I am a member of, or at least a lurker at, half-a-dozen freelance writing groups on LinkedIn.

LinkedIn is as close as I come to engaging with “social media.” LinkedIn is the social medium for business people; you don’t find highschoolers bragging about how drunk they were last Saturday night. I’m on it because when I joined one of the professional societies I belong to I was told, “You have to join LinkedIn; everyone is there.” I didn’t take that literally at the time, but I think it may be true now.

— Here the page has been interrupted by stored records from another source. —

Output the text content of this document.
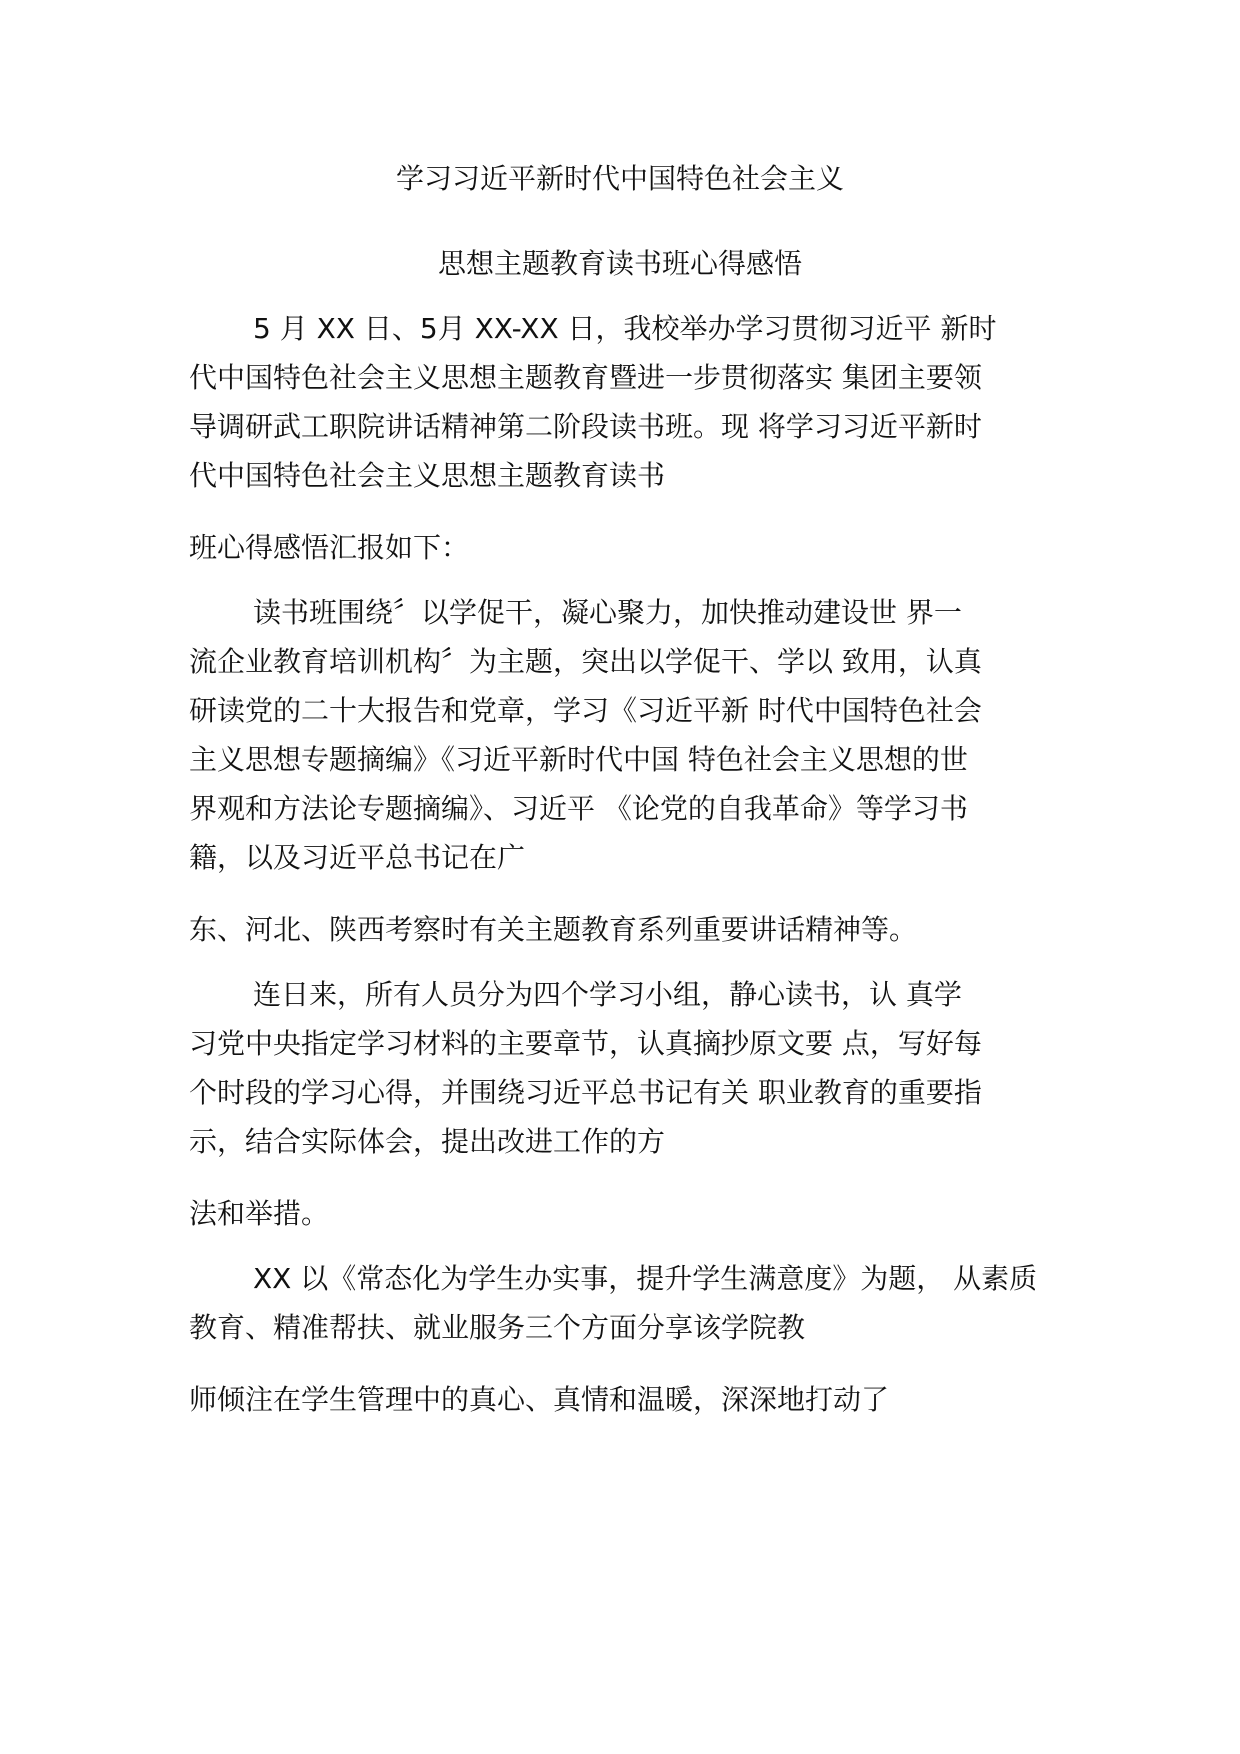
学习习近平新时代中国特色社会主义
思想主题教育读书班心得感悟
5 月 XX 日、5月 XX-XX 日，我校举办学习贯彻习近平 新时
代中国特色社会主义思想主题教育暨进一步贯彻落实 集团主要领
导调研武工职院讲话精神第二阶段读书班。现 将学习习近平新时
代中国特色社会主义思想主题教育读书
班心得感悟汇报如下：
读书班围绕〞以学促干，凝心聚力，加快推动建设世 界一
流企业教育培训机构〞为主题，突出以学促干、学以 致用，认真
研读党的二十大报告和党章，学习《习近平新 时代中国特色社会
主义思想专题摘编》《习近平新时代中国 特色社会主义思想的世
界观和方法论专题摘编》、习近平 《论党的自我革命》等学习书
籍，以及习近平总书记在广
东、河北、陕西考察时有关主题教育系列重要讲话精神等。
连日来，所有人员分为四个学习小组，静心读书，认 真学
习党中央指定学习材料的主要章节，认真摘抄原文要 点，写好每
个时段的学习心得，并围绕习近平总书记有关 职业教育的重要指
示，结合实际体会，提出改进工作的方
法和举措。
XX 以《常态化为学生办实事，提升学生满意度》为题， 从素质
教育、精准帮扶、就业服务三个方面分享该学院教
师倾注在学生管理中的真心、真情和温暖，深深地打动了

The writing community spans a range of experience and expertise; there are rank beginners recently out of Journalism school, and there are veterans, among whom I count myself. The veterans cheer on the newcomers, and the new people keep us (or me, anyway) aware of what‘s going on in the electronified world.

I was “linked” for a year or more during which absolutely nothing happened because I didn’t work at making anything happen, and my resume was so dull no one would have cared anyway. Eventually the light went on and I realized I didn’t have to follow LinkedIn’s one-size-fits-all resume format, and that there’s a lot of latitude to how you can structure it. Mine will never be “complete” to LinkedIn’s standards, because your profile isn’t “complete” without your picture, and I don’t figure my mug shot is likely to win me any business. However, I’ve revised my profile to say what I want it to say, and I now find myself a semi-active participant.

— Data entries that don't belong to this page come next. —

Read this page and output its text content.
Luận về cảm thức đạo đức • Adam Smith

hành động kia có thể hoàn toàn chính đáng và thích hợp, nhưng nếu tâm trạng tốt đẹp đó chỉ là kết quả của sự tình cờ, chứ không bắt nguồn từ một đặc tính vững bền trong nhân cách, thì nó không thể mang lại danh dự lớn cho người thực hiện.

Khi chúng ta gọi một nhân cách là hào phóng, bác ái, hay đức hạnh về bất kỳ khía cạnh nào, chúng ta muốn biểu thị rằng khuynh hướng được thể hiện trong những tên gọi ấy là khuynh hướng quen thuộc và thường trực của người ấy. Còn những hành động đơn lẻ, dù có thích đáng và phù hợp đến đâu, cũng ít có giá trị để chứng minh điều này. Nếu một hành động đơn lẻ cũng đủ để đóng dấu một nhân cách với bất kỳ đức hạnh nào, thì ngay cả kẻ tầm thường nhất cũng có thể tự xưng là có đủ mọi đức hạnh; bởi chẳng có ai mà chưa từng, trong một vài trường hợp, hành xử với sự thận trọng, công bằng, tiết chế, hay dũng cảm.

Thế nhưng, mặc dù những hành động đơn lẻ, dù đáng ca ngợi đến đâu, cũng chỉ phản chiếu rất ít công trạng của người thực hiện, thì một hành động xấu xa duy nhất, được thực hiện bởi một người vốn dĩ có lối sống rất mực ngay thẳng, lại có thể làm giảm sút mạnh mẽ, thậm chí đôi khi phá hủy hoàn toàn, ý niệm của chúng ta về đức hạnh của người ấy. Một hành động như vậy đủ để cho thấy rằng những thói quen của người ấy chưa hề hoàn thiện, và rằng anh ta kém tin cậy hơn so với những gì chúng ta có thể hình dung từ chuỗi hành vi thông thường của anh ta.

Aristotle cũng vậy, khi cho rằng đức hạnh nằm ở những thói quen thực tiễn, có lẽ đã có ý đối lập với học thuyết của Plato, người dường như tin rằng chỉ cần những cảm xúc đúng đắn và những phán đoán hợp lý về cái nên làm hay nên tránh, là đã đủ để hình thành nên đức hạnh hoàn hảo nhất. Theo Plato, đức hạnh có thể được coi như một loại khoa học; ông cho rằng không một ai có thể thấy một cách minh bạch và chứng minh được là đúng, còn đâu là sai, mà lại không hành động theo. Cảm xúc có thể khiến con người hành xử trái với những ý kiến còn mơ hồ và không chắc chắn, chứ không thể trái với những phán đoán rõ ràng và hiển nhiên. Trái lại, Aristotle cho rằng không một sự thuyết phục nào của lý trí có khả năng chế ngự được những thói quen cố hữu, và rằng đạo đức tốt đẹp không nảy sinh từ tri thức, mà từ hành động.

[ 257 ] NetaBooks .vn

I am linked to 39 people, some of whom I know and others who apparently come along attached to them. I’m told it’s a great way to prospect for business, but so far I haven’t cracked the code on that. I have offered “congrats” to a group member on attaining his seventh anniversary on LinkedIn, and sent a few words of encouragement to a recent Journalism grad. I asked an uncommonly bright friend who is also on LinkedIn (we’re “linked,” although neither of us is sure why) whether she was finding any practical value in membership. She summed it up beautifully: LinkedIn is like “a yearbook without names.”

But if, as they used to say, 50,000 Frenchmen can’t be wrong, 2,066,795 linkers, as I write this, just in "my" network, mustn’t be wrong either. And I've read there are 277 million members altogether. I’ll have to give it more thought.